Note the area below the chin and the step there that has been increased by the Z increase. Since Aspire allows separating the X, Y and Z, one is able to stretch the STL in any given direction.
If you want to remove the area below the chin, ears etc. then you might take a look at the methods of @DennisVanHoof. He’s a master at overcoming technical hurdles to create beautiful art!
Try this file. No math necessary, I trimmed it to a flat plane.
Thank you. The new file looks very much like what I wanted to get to. I’ll give it a try tomorrow and see.
Question if I may:
Should I go ahead and get the Aspire S/W if this is the type of plaques I might want to pursue in the future as maybe easier to manipulate than CCPro?
I would try CC PRO and Aspire, pretty sure both currently have a free trial. Aspire is very expensive, but there are a lot of support videos available and it’s software for art, not engineering. Fusion 360 would be the way to go there.
CC is being developed very rapidly with, IMHO, some of the best support available!
Right on Aspire being very expensive.
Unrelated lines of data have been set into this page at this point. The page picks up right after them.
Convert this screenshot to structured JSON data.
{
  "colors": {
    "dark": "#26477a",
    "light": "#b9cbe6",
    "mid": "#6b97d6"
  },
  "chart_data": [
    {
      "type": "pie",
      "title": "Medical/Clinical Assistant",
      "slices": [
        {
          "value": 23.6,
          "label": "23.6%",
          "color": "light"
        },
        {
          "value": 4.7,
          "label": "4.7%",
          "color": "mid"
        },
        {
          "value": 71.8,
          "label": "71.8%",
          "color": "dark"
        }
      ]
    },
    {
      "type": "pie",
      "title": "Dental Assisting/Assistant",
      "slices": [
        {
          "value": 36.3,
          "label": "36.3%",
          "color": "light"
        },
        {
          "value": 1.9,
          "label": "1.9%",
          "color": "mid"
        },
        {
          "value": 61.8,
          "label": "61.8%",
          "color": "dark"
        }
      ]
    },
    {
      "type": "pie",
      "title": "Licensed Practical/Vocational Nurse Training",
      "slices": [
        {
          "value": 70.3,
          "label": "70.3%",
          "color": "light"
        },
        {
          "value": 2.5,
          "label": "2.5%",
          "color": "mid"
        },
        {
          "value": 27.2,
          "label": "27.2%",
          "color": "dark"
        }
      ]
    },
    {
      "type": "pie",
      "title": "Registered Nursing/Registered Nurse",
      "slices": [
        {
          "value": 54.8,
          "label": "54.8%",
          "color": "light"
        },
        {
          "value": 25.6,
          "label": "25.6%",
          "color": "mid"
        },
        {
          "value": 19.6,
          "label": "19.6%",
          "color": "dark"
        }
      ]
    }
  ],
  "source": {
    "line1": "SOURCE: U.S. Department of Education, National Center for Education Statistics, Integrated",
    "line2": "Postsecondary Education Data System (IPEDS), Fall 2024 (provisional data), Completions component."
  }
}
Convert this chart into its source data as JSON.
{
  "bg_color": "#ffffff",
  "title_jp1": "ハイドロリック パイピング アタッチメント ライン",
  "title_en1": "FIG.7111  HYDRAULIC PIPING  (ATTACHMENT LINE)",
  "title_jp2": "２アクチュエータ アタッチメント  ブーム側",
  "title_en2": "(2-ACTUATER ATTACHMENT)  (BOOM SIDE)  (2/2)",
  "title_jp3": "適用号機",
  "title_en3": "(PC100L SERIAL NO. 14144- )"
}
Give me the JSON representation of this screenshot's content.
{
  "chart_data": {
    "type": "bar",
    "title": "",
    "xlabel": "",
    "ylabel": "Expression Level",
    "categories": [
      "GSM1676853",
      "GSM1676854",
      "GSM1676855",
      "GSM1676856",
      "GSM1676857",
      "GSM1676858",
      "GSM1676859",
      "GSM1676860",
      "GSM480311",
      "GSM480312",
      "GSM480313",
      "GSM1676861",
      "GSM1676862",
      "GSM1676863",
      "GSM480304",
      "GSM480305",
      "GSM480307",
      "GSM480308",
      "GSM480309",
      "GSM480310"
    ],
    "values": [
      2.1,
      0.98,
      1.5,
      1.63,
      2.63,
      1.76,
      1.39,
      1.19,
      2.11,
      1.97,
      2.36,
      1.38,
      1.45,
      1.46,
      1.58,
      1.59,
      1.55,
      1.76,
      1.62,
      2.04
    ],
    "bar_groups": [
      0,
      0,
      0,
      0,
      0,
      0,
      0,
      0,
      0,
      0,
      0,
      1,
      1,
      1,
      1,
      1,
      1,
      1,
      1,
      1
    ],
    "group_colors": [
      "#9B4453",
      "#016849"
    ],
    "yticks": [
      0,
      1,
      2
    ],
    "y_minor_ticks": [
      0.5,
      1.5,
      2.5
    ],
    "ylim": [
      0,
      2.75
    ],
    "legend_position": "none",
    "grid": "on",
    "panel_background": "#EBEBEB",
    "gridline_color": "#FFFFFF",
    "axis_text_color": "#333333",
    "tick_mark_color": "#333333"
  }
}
Out of my league for sure.
I do have CCPro and hopefully as I learn more about STL and setting the Z depth I can keep getting the look that I want on future work.
With all your help, I finally have a cut that looks pretty good. Finished with lacquer
and now need to frame.
THANKS everyone for ALL the help. Would never have made it this far without it.
Great job Frank, your persistence really paid off!